Reason I am asking is that it seems Objectify storing Entity with same parent class in same Entity kind (at least from what I see in the _ah/admin) and it may slow down the query when everything is under the same entity kind, maybe?

Which is the best way or if there is better way to do soft-delete in GAE?

Please advise and Thanks in advance!

There is no single right answer to this question. The optimal solution chiefly depends on what percentage of your entities are likely going to be in deleted state at any given time.

One option is to store a field like @Index(IfTrue.class) boolean active; and add this filter to all queries:

ofy.load().type(Thing.class).filter("size >", 20).filter("active", true)

The downside of this is that it requires adding extra indexes - possibly several because you may now need multi-property indexes where single-property indexes would have sufficed.

Alternatively, you can store a 'deleted' flag and manually exclude deleted entities from query results.

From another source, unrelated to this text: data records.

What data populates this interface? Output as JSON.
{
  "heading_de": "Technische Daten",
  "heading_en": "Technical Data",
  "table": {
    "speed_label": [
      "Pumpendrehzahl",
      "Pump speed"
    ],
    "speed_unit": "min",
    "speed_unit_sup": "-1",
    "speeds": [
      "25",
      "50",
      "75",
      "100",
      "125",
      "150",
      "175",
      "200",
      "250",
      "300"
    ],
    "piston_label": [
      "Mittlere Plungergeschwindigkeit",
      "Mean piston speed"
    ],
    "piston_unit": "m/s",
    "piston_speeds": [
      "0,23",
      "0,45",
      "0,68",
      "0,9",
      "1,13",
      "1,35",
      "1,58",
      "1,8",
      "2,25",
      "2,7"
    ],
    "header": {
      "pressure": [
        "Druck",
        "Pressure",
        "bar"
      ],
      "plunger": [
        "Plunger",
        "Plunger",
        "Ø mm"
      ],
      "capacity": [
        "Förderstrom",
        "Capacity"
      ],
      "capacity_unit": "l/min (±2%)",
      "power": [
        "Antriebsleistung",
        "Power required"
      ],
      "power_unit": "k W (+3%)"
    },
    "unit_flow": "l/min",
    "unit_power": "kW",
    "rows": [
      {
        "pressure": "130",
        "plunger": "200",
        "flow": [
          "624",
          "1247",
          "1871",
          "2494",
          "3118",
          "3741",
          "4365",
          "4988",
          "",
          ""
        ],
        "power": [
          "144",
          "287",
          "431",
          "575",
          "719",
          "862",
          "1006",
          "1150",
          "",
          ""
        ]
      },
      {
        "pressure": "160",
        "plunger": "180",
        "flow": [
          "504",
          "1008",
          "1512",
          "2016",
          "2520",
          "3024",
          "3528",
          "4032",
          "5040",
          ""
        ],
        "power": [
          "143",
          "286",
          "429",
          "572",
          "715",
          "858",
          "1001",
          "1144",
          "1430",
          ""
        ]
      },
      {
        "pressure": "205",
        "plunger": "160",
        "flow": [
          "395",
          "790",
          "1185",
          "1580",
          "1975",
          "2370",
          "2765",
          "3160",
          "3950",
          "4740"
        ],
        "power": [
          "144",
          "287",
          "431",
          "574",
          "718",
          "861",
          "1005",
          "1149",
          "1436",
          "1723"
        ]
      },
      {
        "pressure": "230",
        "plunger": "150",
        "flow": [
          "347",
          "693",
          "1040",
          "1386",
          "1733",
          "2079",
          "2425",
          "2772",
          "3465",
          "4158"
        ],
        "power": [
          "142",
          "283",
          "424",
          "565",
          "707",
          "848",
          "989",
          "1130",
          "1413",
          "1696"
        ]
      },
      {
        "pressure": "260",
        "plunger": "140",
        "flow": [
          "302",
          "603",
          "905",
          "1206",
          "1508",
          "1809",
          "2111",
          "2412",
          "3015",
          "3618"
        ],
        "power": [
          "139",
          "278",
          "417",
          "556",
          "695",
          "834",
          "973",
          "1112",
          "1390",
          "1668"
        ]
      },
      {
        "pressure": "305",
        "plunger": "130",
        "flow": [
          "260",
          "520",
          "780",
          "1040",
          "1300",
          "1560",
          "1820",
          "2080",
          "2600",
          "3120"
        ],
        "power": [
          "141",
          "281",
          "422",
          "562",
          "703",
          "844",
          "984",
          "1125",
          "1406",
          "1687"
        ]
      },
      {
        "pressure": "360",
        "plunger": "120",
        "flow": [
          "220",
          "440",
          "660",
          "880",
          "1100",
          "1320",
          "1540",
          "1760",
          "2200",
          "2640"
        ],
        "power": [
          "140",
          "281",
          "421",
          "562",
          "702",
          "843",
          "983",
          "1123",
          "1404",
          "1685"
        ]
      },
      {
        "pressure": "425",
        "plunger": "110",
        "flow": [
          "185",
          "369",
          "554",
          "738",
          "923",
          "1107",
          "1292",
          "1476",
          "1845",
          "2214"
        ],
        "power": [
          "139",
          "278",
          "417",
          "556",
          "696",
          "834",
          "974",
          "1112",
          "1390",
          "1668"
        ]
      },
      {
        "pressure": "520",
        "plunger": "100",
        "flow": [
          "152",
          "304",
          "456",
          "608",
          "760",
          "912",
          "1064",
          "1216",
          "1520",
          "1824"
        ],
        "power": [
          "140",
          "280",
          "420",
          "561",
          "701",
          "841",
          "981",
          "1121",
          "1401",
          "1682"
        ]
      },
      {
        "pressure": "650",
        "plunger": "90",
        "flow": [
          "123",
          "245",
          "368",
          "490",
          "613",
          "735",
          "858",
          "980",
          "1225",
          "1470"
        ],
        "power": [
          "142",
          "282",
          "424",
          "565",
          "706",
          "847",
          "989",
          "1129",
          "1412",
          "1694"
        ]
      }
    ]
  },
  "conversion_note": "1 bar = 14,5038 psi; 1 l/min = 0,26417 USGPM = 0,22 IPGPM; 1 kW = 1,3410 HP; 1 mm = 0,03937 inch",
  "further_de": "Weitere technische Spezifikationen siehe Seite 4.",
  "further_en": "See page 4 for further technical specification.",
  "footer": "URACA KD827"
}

Less indexes to maintain, but it adds extra overhead to each query as you pull back records you don't want. If your deleted entries are sparse, this won't matter.

One last trick. You might find it best to store index a deleted date since it's probably most useful: @Index Date deleted; This lets you filter("deleted", null) to get the active items and also lets you filter by datestamp to get really old entities that you may wish to purge. However, be aware that this will cause the deleted date to index into any multi-property indexes, possibly significantly increasing index size if you have a high percentage of deleted entities. In this case, you may wish to @Index(IfNull.class) Date deleted; and use map-reduce to purge sufficiently old entities.

I agree with StickFigure's answer. Take advantage of the difference between an "empty" index and a "null" index. The tradeoff is that each write will incur more datastore write operations - when you add an index, that's at least 2 additional write ops (ascending and descending) indexes that you need every time you update that value. When you delete the index, it's 2 more writes. Personally, I think this is worth while.

Query time should be fairly predictable whenever you do a query on a single property of an entity kind, because if you think about what's happening underneath the covers, you are browsing a list of items in sequential order before doing a parallel batch get of the entity data.